El consumo de cigarrillos en Estados Unidos llega a su nivel más bajo en 2024
La tasa de tabaquismo adulto en Estados Unidos se redujo en 2024 a su nivel más bajo desde que existen registros, según datos oficiales divulgados esta semana. Solo el 9% de los adultos estadounidenses fumaba cigarrillos el año pasado, de acuerdo con la información preliminar publicada por los Centros para el Control y la Prevención de Enfermedades (CDC).
¿Qué significa este descenso?
Este descenso afecta a millones de personas y marca un hito en la salud pública del país. El informe, elaborado por el National Center for Health Statistics (NCHS), organismo dependiente de los CDC, se basa en la Encuesta Nacional de Entrevistas de Salud (NHIS) de 2024, que incluyó a más de 24,200 adultos.
De acuerdo con la definición del CDC, un fumador actual es quien ha consumido al menos 100 cigarrillos en su vida y fuma actualmente, ya sea diariamente o algunos días. La tendencia a la baja en el tabaquismo ha sido constante desde los años 60, cuando más del 40% de los adultos fumaba en Estados Unidos.
¿Por qué ha bajado tanto el tabaquismo?
La disminución se atribuye a varias políticas públicas y cambios sociales. Entre ellas, destacan los impuestos al tabaco, las restricciones en espacios públicos y las campañas educativas masivas. Estas medidas han logrado que el tabaco pase a tener menos aceptación social y que los riesgos asociados sean más conocidos y rechazados.
El informe señala que en 1965, el 42% de los adultos fumaba de manera regular. Desde entonces, la proporción ha ido disminuyendo de forma sostenida, impulsada por leyes que prohíben la publicidad de tabaco, aumentos en los impuestos y restricciones en lugares de trabajo y espacios cerrados.
¿Qué papel juegan las campañas y regulaciones?
Las campañas de prevención, como el programa Tips from Former Smokers, y las regulaciones estrictas han sido clave en este proceso. La presidenta de Campaign for Tobacco-Free Kids, Yolonda Richardson, advirtió que los recortes en estos programas podrían frenar los avances logrados y que es fundamental mantenerlos.
¿Qué pasa con los cigarrillos electrónicos?

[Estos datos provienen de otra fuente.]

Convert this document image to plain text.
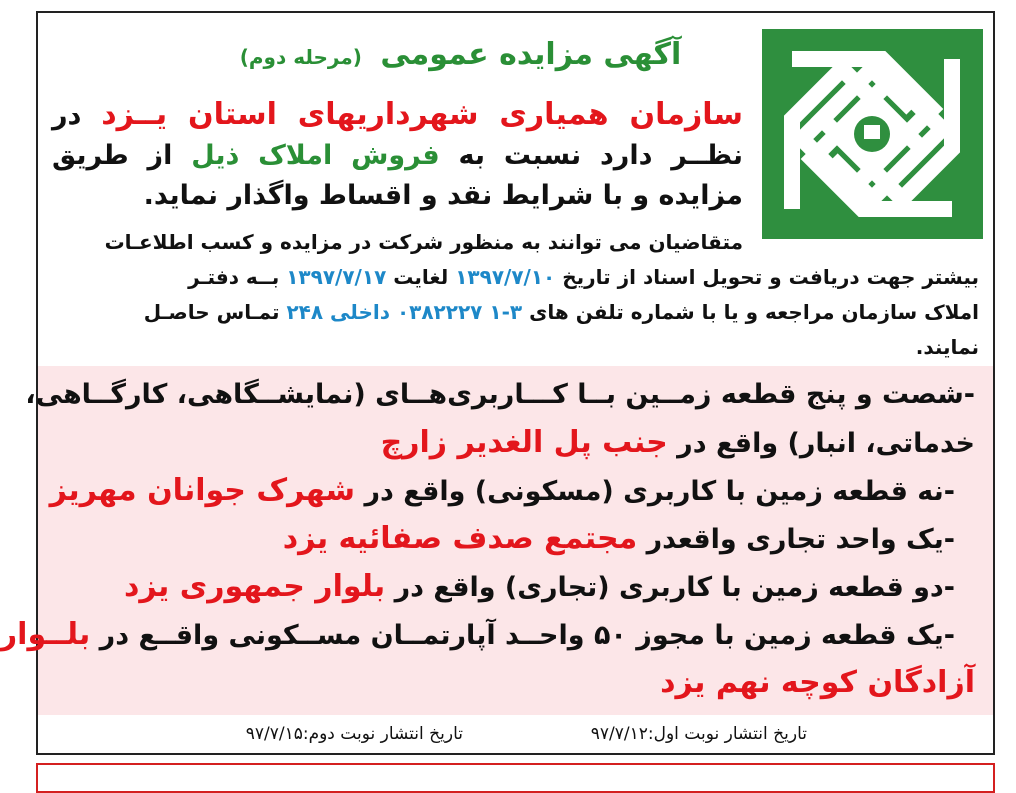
آگهی مزایده عمومی (مرحله دوم)

سازمان همیاری شهرداریهای استان یــزد در نظــر دارد نسبت به فروش املاک ذیل از طریق مزایده و با شرایط نقد و اقساط واگذار نماید.

متقاضیان می توانند به منظور شرکت در مزایده و کسب اطلاعـات
بیشتر جهت دریافت و تحویل اسناد از تاریخ ۱۳۹۷/۷/۱۰ لغایت ۱۳۹۷/۷/۱۷ بــه دفتـر
املاک سازمان مراجعه و یا با شماره تلفن های ۳-۱ ۰۳۸۲۲۲۷ داخلی ۲۴۸ تمـاس حاصـل
نمایند.

-شصت و پنج قطعه زمــین بــا کـــاربری‌هــای (نمایشــگاهی، کارگــاهی،

خدماتی، انبار) واقع در جنب پل الغدیر زارچ

-نه قطعه زمین با کاربری (مسکونی) واقع در شهرک جوانان مهریز

-یک واحد تجاری واقعدر مجتمع صدف صفائیه یزد

-دو قطعه زمین با کاربری (تجاری) واقع در بلوار جمهوری یزد

-یک قطعه زمین با مجوز ۵۰ واحــد آپارتمــان مســکونی واقــع در بلــوار

آزادگان کوچه نهم یزد

تاریخ انتشار نوبت اول:۹۷/۷/۱۲
تاریخ انتشار نوبت دوم:۹۷/۷/۱۵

El informe también analiza el uso de cigarrillos electrónicos, que se mantiene estable en torno al 7% en 2025. Aunque algunos grupos consumen más estos dispositivos, las autoridades advierten que aún no se conocen todos sus efectos a largo plazo y que no están libres de riesgos.
¿Qué se espera para el futuro?
El CDC y el NCHS prevén que la tendencia a la baja continúe, siempre que se mantengan las políticas públicas actuales y el financiamiento para campañas preventivas. La vigilancia constante permitirá ajustar estrategias y seguir reduciendo el consumo de tabaco en el país.
En definitiva, la reducción del tabaquismo en EE.UU. refleja el impacto de décadas de políticas públicas y campañas educativas, pero también plantea retos en la regulación de nuevas formas de consumo, como los cigarrillos electrónicos. La pregunta es si en México y otros países seguiremos el mismo camino o si, por el contrario, estamos perdiendo terreno en la lucha contra el tabaco.